Canine encounters

October 3, 2010

September 10, 2010:

The young coyote visited the orchard at suppertime today, sampling the fruit of every tree, but returning to pick up fallen pears several times. I moved out on the elevated deck to try for a photo and to my surprise she co-operated, then began a game of peek-a-boo with me. She stepped behind a trunk. I moved for a better angle. She looked me in the eye and stepped behind another tree, but she kept picking up windfalls throughout the game. Coyotes really like apples, but the one I’ve named Erin seems fond of pears as well. She must have a sweet tooth.

I’ve watched Erin and her two siblings play tag and hide-and-seek quite often during the summer as they grew up in the field just below the orchard. They love to dodge around the bales of hay and climb on them.

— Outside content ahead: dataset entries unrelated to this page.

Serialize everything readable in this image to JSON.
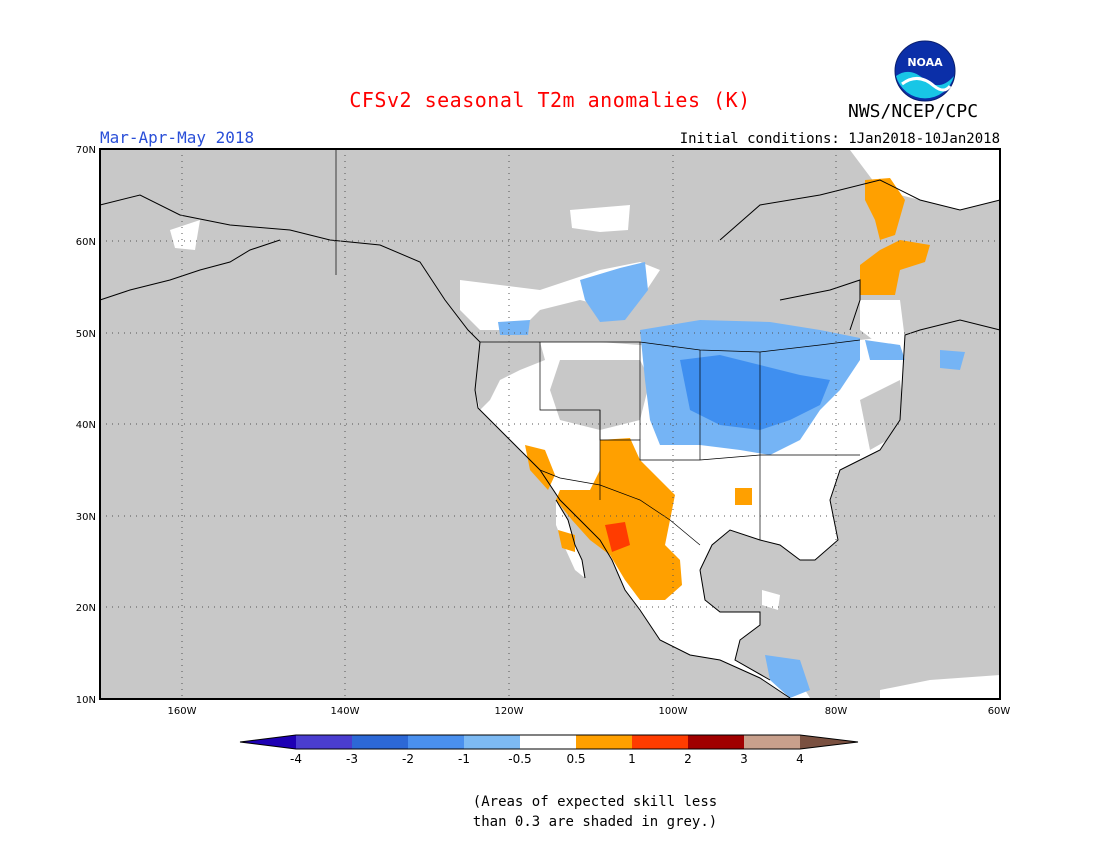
{
  "title": "CFSv2 seasonal T2m anomalies (K)",
  "season": "Mar-Apr-May 2018",
  "initial_conditions": "Initial conditions: 1Jan2018-10Jan2018",
  "agency": "NWS/NCEP/CPC",
  "logo": {
    "text": "NOAA",
    "icon": "noaa-logo"
  },
  "colors": {
    "title": "#ff0000",
    "season": "#2a4fd8",
    "ocean": "#c8c8c8",
    "land": "#ffffff",
    "cool_1": "#75b4f5",
    "cool_2": "#3f8ff0",
    "warm_1": "#ffa000",
    "warm_2": "#ff3c00"
  },
  "map": {
    "lat_labels": [
      "70N",
      "60N",
      "50N",
      "40N",
      "30N",
      "20N",
      "10N"
    ],
    "lon_labels": [
      "160W",
      "140W",
      "120W",
      "100W",
      "80W",
      "60W"
    ],
    "grid": "dotted"
  },
  "colorbar": {
    "tick_labels": [
      "-4",
      "-3",
      "-2",
      "-1",
      "-0.5",
      "0.5",
      "1",
      "2",
      "3",
      "4"
    ],
    "colors": [
      "#1e00b4",
      "#4a3dcf",
      "#2c68d6",
      "#4a90ee",
      "#7dbaf3",
      "#ffffff",
      "#ffa000",
      "#ff3c00",
      "#a00000",
      "#c8a08c",
      "#7a5040"
    ]
  },
  "note": [
    "(Areas of expected skill less",
    "than 0.3 are shaded in grey.)"
  ]
}
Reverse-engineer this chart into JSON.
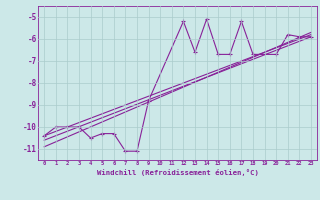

The best episode of the summer had to be the day four turkeys decided to forage in their field. I looked out to see two adult turkeys flying and two half-grown chicks running behind, chased by a young coyote. The birds could easily outdistance their foe, but there were large windrows in the field and traffic became a bit confused. At one point the coyote got ahead of one of the young turkeys, but by the time the bizarre chase passed out of sight of my window, the bird was doing its best to catch up.

Only later did Dr. Bill Barrett explain to me that this family of coyotes have decided defend their field. “Near Forfar I had sea gulls all over the place when I was raking and baling, but the in next field the coyotes came out and wouldn’t let one land. The mice in the windrows were theirs, and they weren’t going to share them. When I moved up to the field above the barn they didn’t follow, but that big gray hawk kept me company all day.”

Construction on the garage is an ordeal for the coyotes. The nail guns must be too loud for their sensitive ears because they disappear until they are sure no more loud bangs will come from the human’s den.

October 2:

Coyotes certainly can adapt.  After I devoutly claimed that the nail guns had scared the coyotes away, on Friday Erin resumed her afternoon visits to the orchard while I banged away on the roof of the garage.  Bet watched her languidly select each apple, return to her temporary nest, lie down and chew it up with great enjoyment.

But today took the cake for coyote sightings.  As I drove out the lane on the Ranger this morning I spotted two little heads peeking out of a bush in Laxton’s fence row, 400 feet to the north.  The two heads were very close together, as though the pups had lain down shoulder-to-shoulder to enjoy the show.  I shut off the UV to watch. One pair of ears tracked every sound. The other was so still I became convinced it was a bunch of leaves.  Eventually the still creature stood up and walked away, leaving Mobile-ears to keep watch on the noisy human.

In the afternoon I was mowing the orchard when my peripheral vision picked up Erin, seated just out of the way, clearly impatient for me to leave so that she could have her afternoon meal.  I explained to her that I needed to cut the grass and she retreated a bit, but returned.

“You want an apple?  Here!” And I fired an empire I had picked off a passing tree at her.  She fielded it like a shortstop and wolfed it down.  Next apple, same thing.  Erin seemed to like this game.  Over the space of five laps of the orchard she snagged the five apples I threw her way, and also four mice she found in the grass.  Then she disappeared.

This evening behind the garage I was explaining to Martin the habits of the coyote family when the large male raised his head from the foliage to the west of Laxton’s bush, yawned, and resumed his nap. He seems curious to identify new voices, but very calm in his demeanour.  He looks and acts very much like a middle-aged German shepherd.

October 3:

This morning produced a canine encounter which proved much more frenetic than the coyote visits.  Towards the end of her walk, Bet came around the end of the barn and spotted “two beige bullets blasting down the lane from the woods.  One jumped up on me and then collapsed on the ground, wiggling in excitement.”

She rolled me out of bed to deal with the crisis.  I nabbed the male, Georgy, and Bet located his sister, Gillie, who was raiding the cat’s food dish.  Keen on a Ranger-ride, the west highland terriers nodded eagerly at the scenery as we drove up the hill to their home.

With a population of at least four coyotes in the neighbourhood, these little bait dogs (and four turkeys) seem to be able to share the territory without ill effects. The resident coyotes don’t behave at all like the pack of four furtive strangers I saw in the quarry last fall.  They were scary, but didn’t stick around.


October 12:

My mother spent the afternoon in and around the orchard, so Erin’s schedule was off today.  At suppertime I noticed a larger and furrier coyote in her usual haunts, but with Erin’s characteristic markings around the muzzle.  Apparently she’s experimenting with her new body after the growth spurt, because windfall apples no longer appeal to her.  Now she stands up on her hind legs to pick fresh apples off the trees, often settling down on her haunches to leap straight up to snap fruit from higher branches.  She seems curious to see how high she can jump, an adolescent testing her limits.